Policy Response Plan

Based on historical experience and current analysis, effective policy responses should include the following elements:

Reforming the education system is a long-term foundation. It is necessary to focus on strengthening the cultivation of data literacy, analytical skills, and innovative thinking, and to establish a curriculum system and vocational training mechanisms that are compatible with the era of artificial intelligence. Special attention should be paid to the construction of a lifelong learning system to help workers cope with the frequent demand for skill updates.

The improvement of the social security system is crucial. This includes expanding the coverage of unemployment insurance, establishing vocational transition assistance programs, and exploring social security systems that adapt to new employment forms. During the period of technological transformation, a well-developed social safety net can effectively reduce transition costs.

Industrial policies need to play a guiding role.

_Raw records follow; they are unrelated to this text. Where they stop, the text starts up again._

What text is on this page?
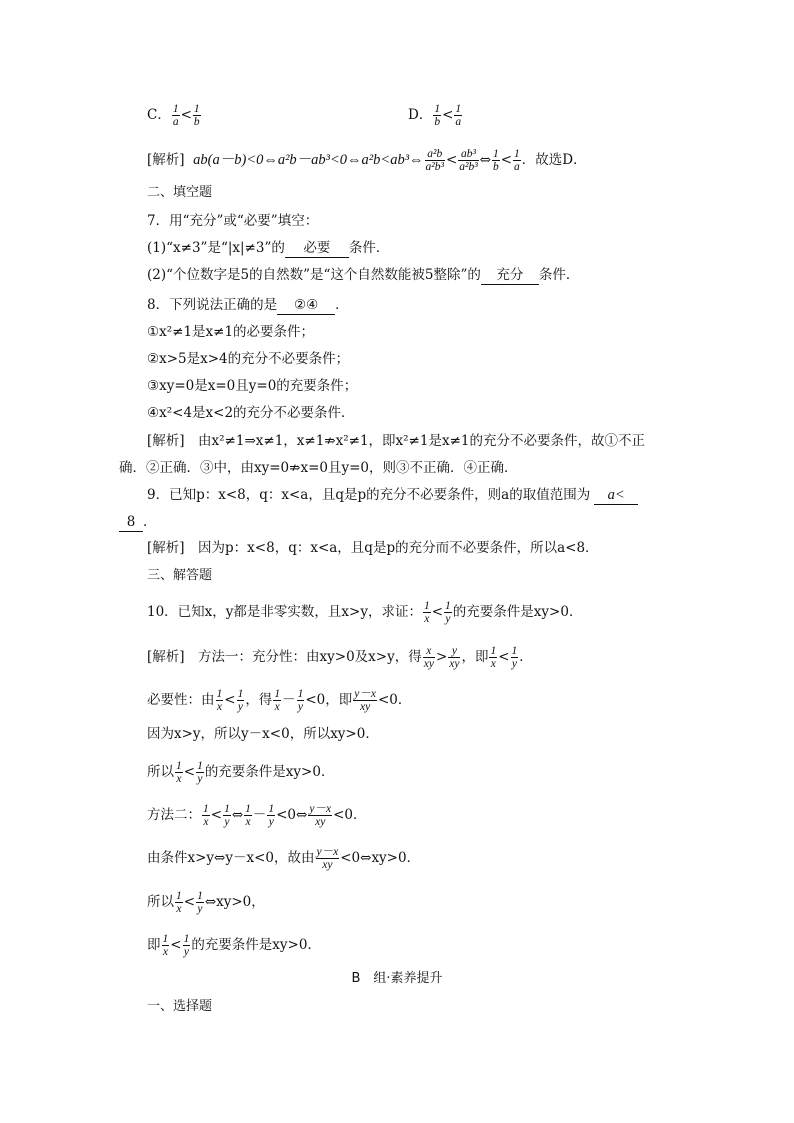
C． $\frac{1}{a} < \frac{1}{b}$	D． $\frac{1}{b} < \frac{1}{a}$
[解析] ab(a－b)<0⇔a²b－ab³<0⇔a²b<ab³⇔ $\frac{\text{a²b}}{\text{a²b³}} < \frac{\text{ab³}}{\text{a²b³}}$ ⇔ $\frac{1}{b} < \frac{1}{a}$ ．故选D．
二、填空题
7．用“充分”或“必要”填空：
(1)“x≠3”是“|x|≠3”的 必要 条件．
(2)“个位数字是5的自然数”是“这个自然数能被5整除”的 充分 条件．
8．下列说法正确的是 ②④ ．
①x²≠1是x≠1的必要条件；
②x>5是x>4的充分不必要条件；
③xy=0是x=0且y=0的充要条件；
④x²<4是x<2的充分不必要条件．
[解析]　由x²≠1⇒x≠1，x≠1⇏x²≠1，即x²≠1是x≠1的充分不必要条件，故①不正
确．②正确．③中，由xy=0⇏x=0且y=0，则③不正确．④正确．
9．已知p：x<8，q：x<a，且q是p的充分不必要条件，则a的取值范围为 a<
8 ．
[解析]　因为p：x<8，q：x<a，且q是p的充分而不必要条件，所以a<8．
三、解答题
10．已知x，y都是非零实数，且x>y，求证： $\frac{1}{x} < \frac{1}{y}$ 的充要条件是xy>0．
[解析]　方法一：充分性：由xy>0及x>y，得 $\frac{x}{xy} > \frac{y}{xy}$ ，即 $\frac{1}{x} < \frac{1}{y}$ ．
必要性：由 $\frac{1}{x} < \frac{1}{y}$ ，得 $\frac{1}{x} - \frac{1}{y} <0$，即 $\frac{y-x}{xy} <0$．
因为x>y，所以y－x<0，所以xy>0．
所以 $\frac{1}{x} < \frac{1}{y}$ 的充要条件是xy>0．
方法二： $\frac{1}{x} < \frac{1}{y}$ ⇔ $\frac{1}{x} - \frac{1}{y}$ <0⇔ $\frac{y-x}{xy} <0$．
由条件x>y⇔y－x<0，故由 $\frac{y-x}{xy}$ <0⇔xy>0．
所以 $\frac{1}{x} < \frac{1}{y}$ ⇔xy>0，
即 $\frac{1}{x} < \frac{1}{y}$ 的充要条件是xy>0．
B　组·素养提升
一、选择题
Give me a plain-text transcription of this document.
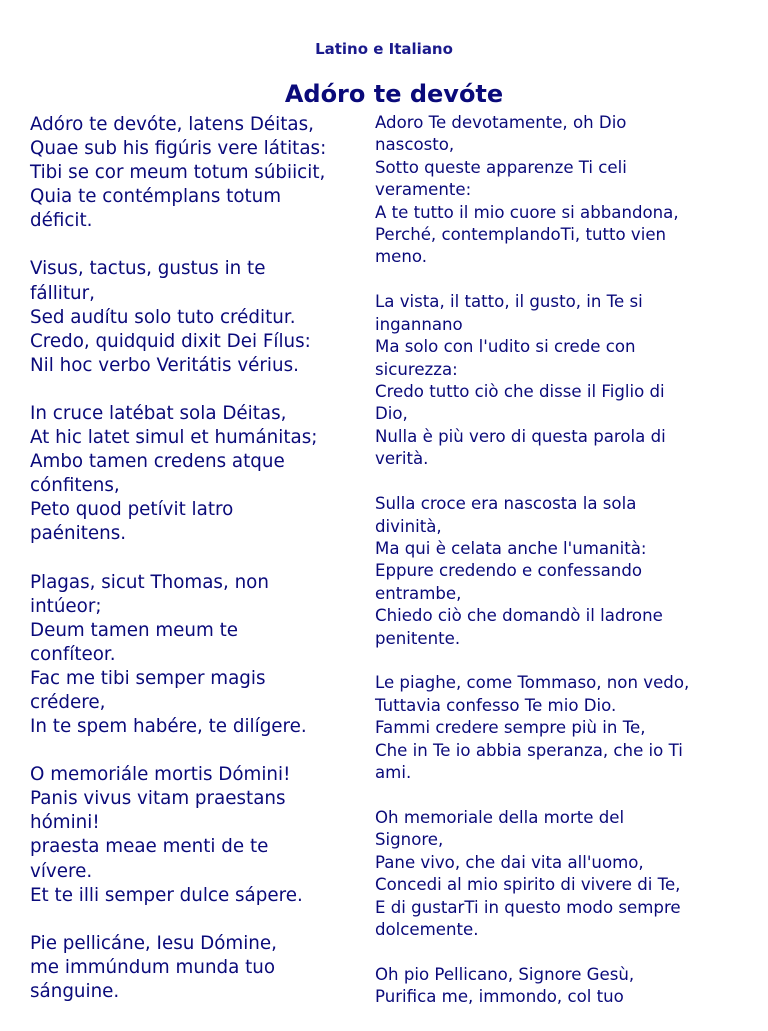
Latino e Italiano
Adóro te devóte
Adóro te devóte, latens Déitas,
Quae sub his figúris vere látitas:
Tibi se cor meum totum súbiicit,
Quia te contémplans totum
déficit.
Visus, tactus, gustus in te
fállitur,
Sed audítu solo tuto créditur.
Credo, quidquid dixit Dei Fílus:
Nil hoc verbo Veritátis vérius.
In cruce latébat sola Déitas,
At hic latet simul et humánitas;
Ambo tamen credens atque
cónfitens,
Peto quod petívit latro
paénitens.
Plagas, sicut Thomas, non
intúeor;
Deum tamen meum te
confíteor.
Fac me tibi semper magis
crédere,
In te spem habére, te dilígere.
O memoriále mortis Dómini!
Panis vivus vitam praestans
hómini!
praesta meae menti de te
vívere.
Et te illi semper dulce sápere.
Pie pellicáne, Iesu Dómine,
me immúndum munda tuo
sánguine.
Adoro Te devotamente, oh Dio
nascosto,
Sotto queste apparenze Ti celi
veramente:
A te tutto il mio cuore si abbandona,
Perché, contemplandoTi, tutto vien
meno.
La vista, il tatto, il gusto, in Te si
ingannano
Ma solo con l'udito si crede con
sicurezza:
Credo tutto ciò che disse il Figlio di
Dio,
Nulla è più vero di questa parola di
verità.
Sulla croce era nascosta la sola
divinità,
Ma qui è celata anche l'umanità:
Eppure credendo e confessando
entrambe,
Chiedo ciò che domandò il ladrone
penitente.
Le piaghe, come Tommaso, non vedo,
Tuttavia confesso Te mio Dio.
Fammi credere sempre più in Te,
Che in Te io abbia speranza, che io Ti
ami.
Oh memoriale della morte del
Signore,
Pane vivo, che dai vita all'uomo,
Concedi al mio spirito di vivere di Te,
E di gustarTi in questo modo sempre
dolcemente.
Oh pio Pellicano, Signore Gesù,
Purifica me, immondo, col tuo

Encouragement should be given to the deep integration of artificial intelligence with traditional industries and support for the development of emerging industries, compensating for job losses caused by technological replacement by creating new employment opportunities. At the same time, attention should be paid to regional coordinated development to avoid excessive concentration of employment impacts in specific areas.

Conclusion and Outlook

Artificial intelligence technology is triggering a new round of employment structure adjustment. Historical experience shows that technological unemployment has cyclical and structural characteristics, and its depth and duration of impact depend on the pace of technological advancement, labor market flexibility, and the effectiveness of policy interventions.

Amazon's layoff decision reflects the adaptive adjustments of companies at the enterprise level in response to technological changes. From a macro perspective, this adjustment is a necessary process for improving resource allocation efficiency, but it also brings friction to the job market. A successful transformation requires collaborative efforts from the government, businesses, and educational institutions to reduce the costs of transformation through institutional innovation and achieve social sharing of technological dividends.

Future research should focus on the heterogeneity of the impact of artificial intelligence on different skill groups and the adaptability of regional labor markets. At the same time, a more comprehensive data monitoring system needs to be established to timely assess the employment effects of technological changes and provide a scientific basis for policy-making.

Ultimately, the employment issue in the era of artificial intelligence is not only related to economic development but also concerns social stability and people's well-being. Only through systematic policy design and the joint efforts of the whole society can we achieve the coordinated development of technological progress and employment stability, promoting society towards a more inclusive and sustainable direction.